How do you feel when you see the fruit displayed in a crate at Whole Foods?
That Farmer Brown just took it off his truck.
How do you feel when you see prices scribbled on a piece of chalkboard?
That I’m in a French outdoor market.
Lindstrom says all of that is staged.
So?  Everything is staged.  Don’t you watch HG TV?
Wouldn't you call it misleading?
I would call it psychic income.  The New Yorker called John Mackey a Food Fighter and you know what he is fighting?  Big Agra.  Horrid tomatoes and peaches, the same dreary rice pudding in the deli counter, acres of unnaturally red meat.  They could do with a little staging.
How do you feel when you see packaged food at Waldbaum's?
That bad men are trying to kill me.

Thursday, May 2, 2013

Imagine there's no 'master'


Now and again we get news of what the homebuilders association has in store for us going forward.  One of the archaic designations from the past is something called “the master bedroom.”  They aren’t going to call it that anymore.  I wonder why?  Instead of getting all snarky and feminist, let’s examine why they might have called it that in the first place.  Apparently it had nothing to do with slavery, a period we most closely associate with a ‘master.’   Everyone’s best guess is that it came into being around 1925 and it was a flattery ploy used by developers to get the man to buy the house.  Today they might flatter him with a man cave.  I don’t know why men are portrayed as such easy targets for the shallowest marketing trick.  Do you know?

(This might be a ploy to trick women.  Developers would call it the hyena bedroom if they thought it would instill a yen in man/or woman to overlook the cheap building shortcuts and get us to buy their houses.)

I want to say good-bye to the master bedroom in the same way I said good-bye to the kitchen.  In song and to the tune of “Imagine” (with apologies to John Lennon.)

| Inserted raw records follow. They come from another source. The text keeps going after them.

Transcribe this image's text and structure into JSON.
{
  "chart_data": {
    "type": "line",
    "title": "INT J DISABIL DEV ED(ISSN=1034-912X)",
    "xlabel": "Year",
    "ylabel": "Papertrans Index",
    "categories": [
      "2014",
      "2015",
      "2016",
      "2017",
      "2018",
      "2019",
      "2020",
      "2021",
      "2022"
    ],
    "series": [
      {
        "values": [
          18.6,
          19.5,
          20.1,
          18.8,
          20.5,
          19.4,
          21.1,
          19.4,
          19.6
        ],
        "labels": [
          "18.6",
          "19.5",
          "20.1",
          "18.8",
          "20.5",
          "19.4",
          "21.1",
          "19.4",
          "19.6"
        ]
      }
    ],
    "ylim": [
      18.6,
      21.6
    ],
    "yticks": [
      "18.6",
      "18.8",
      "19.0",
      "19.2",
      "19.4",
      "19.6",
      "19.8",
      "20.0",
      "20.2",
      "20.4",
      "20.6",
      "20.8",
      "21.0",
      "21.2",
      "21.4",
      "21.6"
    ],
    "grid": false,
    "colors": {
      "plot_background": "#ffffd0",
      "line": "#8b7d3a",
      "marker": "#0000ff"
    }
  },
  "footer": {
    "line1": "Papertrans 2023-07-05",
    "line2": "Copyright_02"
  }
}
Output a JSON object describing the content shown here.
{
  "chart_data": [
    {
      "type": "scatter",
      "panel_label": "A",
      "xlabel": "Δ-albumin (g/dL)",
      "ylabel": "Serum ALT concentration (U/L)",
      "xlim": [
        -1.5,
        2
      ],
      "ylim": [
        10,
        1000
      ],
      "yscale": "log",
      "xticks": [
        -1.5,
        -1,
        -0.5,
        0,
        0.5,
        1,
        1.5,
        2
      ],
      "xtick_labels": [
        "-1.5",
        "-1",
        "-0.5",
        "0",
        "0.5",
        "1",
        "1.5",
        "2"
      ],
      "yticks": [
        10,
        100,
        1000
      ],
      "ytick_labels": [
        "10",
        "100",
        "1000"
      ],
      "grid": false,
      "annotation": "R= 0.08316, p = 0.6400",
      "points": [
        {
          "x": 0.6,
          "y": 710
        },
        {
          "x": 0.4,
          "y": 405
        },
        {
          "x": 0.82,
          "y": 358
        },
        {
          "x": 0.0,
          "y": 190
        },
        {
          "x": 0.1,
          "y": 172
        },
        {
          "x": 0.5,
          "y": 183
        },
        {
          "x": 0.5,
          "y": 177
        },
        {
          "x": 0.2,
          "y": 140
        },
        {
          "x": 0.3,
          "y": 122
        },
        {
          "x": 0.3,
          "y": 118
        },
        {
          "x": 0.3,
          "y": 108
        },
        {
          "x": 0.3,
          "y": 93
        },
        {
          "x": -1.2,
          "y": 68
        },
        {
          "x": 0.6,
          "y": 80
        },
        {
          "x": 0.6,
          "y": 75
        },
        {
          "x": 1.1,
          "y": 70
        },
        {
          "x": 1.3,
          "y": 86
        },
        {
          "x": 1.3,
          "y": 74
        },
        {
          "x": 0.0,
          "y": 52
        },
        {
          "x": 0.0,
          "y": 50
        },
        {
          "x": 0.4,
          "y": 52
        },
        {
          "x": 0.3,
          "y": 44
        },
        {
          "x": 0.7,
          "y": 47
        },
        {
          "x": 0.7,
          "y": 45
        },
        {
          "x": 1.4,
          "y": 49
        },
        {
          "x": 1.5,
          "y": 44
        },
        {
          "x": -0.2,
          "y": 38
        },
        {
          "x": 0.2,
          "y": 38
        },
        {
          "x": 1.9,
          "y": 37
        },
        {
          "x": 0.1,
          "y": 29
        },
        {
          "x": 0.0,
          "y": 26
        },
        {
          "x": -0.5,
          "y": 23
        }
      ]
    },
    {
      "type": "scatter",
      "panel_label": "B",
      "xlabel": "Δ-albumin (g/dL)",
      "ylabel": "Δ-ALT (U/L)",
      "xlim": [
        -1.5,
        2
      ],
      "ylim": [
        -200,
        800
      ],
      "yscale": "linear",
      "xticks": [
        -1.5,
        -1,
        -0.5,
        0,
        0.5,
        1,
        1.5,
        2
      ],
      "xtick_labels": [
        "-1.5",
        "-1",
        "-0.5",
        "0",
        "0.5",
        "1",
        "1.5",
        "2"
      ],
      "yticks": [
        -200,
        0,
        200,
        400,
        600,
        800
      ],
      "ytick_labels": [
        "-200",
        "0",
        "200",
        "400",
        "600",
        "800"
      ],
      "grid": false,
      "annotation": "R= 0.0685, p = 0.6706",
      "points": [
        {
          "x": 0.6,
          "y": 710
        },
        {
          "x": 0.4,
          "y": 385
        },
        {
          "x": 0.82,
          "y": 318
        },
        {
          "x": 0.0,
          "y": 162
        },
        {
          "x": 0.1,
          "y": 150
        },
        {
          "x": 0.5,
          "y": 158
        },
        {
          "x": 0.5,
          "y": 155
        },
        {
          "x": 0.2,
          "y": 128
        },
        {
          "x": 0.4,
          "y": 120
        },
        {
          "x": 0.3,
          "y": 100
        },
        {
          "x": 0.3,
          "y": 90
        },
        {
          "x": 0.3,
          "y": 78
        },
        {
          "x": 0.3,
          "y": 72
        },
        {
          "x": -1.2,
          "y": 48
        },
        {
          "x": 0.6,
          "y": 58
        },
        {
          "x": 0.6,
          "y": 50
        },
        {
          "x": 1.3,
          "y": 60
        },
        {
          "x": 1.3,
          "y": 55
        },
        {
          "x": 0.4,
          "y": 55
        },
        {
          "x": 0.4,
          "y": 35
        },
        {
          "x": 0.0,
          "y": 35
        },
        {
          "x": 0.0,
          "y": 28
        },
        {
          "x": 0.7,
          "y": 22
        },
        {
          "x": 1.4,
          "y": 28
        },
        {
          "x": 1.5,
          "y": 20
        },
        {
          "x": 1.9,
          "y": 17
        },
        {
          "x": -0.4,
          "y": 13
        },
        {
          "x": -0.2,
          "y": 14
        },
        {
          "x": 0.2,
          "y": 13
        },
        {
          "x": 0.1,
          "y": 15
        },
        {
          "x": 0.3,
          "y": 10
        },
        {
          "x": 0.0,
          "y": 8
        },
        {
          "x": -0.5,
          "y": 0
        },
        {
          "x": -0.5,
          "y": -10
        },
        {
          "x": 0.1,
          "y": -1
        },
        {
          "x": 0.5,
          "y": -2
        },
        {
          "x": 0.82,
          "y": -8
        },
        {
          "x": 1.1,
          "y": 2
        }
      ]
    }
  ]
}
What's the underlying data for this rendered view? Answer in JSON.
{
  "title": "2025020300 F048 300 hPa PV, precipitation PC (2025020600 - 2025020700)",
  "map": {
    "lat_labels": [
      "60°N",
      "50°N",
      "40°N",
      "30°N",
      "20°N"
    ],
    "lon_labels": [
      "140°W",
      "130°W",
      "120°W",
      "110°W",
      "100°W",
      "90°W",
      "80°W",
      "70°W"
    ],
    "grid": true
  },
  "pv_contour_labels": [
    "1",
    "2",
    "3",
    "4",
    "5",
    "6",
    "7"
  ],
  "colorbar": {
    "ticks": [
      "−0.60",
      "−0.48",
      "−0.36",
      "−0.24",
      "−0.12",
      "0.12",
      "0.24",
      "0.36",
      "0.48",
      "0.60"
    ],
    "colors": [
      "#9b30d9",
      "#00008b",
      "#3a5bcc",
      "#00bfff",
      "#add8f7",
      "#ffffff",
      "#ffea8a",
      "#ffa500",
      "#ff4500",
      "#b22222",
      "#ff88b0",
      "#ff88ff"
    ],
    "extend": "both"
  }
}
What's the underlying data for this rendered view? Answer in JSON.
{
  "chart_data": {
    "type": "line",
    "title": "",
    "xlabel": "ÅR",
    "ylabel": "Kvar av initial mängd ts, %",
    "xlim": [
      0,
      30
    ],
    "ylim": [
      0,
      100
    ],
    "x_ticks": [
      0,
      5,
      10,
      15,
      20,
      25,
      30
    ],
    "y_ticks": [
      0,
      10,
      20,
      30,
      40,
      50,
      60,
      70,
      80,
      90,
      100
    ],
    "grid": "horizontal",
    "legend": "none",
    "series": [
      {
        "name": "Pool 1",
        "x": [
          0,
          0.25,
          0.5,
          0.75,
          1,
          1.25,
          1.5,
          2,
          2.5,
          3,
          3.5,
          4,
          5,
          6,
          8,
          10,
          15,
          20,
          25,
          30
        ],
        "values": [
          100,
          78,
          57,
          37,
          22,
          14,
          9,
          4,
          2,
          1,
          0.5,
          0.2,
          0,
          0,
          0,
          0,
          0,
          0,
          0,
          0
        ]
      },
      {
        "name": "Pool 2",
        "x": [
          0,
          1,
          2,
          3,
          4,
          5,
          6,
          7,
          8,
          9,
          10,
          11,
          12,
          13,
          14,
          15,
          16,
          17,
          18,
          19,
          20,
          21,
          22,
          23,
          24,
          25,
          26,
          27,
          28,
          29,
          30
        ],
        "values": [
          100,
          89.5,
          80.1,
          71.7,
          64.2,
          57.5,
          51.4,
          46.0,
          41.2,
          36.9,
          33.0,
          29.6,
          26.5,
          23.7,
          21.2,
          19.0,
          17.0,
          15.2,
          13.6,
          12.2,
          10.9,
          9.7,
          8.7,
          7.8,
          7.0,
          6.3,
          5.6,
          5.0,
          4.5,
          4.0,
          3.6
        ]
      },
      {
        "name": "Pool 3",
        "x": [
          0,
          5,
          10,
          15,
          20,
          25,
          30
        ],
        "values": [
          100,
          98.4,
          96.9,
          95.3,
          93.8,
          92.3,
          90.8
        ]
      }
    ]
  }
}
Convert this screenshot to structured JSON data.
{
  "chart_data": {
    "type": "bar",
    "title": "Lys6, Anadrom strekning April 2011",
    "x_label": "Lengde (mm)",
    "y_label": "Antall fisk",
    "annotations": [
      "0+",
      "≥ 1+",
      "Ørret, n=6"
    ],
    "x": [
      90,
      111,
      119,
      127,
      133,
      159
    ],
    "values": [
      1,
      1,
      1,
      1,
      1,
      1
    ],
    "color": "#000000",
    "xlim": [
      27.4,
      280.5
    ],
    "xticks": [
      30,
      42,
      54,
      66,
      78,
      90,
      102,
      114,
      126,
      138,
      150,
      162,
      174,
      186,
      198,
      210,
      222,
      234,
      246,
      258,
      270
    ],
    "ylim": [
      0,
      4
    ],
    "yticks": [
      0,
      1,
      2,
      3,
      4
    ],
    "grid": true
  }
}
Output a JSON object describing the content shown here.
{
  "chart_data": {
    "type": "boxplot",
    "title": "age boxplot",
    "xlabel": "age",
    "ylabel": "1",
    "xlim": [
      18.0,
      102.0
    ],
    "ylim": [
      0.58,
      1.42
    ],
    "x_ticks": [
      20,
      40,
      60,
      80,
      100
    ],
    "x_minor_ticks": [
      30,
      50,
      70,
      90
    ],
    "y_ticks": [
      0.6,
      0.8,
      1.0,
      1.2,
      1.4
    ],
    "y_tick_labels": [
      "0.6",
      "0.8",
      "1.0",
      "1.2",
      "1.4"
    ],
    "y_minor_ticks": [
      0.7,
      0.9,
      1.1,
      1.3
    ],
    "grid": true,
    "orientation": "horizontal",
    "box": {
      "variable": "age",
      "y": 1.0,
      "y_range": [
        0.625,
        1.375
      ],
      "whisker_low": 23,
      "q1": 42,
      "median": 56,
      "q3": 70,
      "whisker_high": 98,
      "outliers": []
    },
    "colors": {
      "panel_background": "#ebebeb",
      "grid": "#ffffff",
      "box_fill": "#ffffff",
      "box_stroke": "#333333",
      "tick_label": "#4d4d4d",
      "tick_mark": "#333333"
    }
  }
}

Imagine there’s no ‘master’
No hierarchy left.
No chores with his and hers signs
Who’s going to feel bereft?
Imagine there’s no fencing
To designate who’s up
To deal with crying toddlers
Who want the yellow cup.
Imagine there’s no bedroom
Named to enthrone the man
It's just too weird and senseless
In today's enlightened plan

You may say this is crazy
The womb will always break the deal
As long as women bear the children
The level field will not be real

(I didn't want this to end this way.  It was supposed to be funny and I do feel the field is getting leveler.)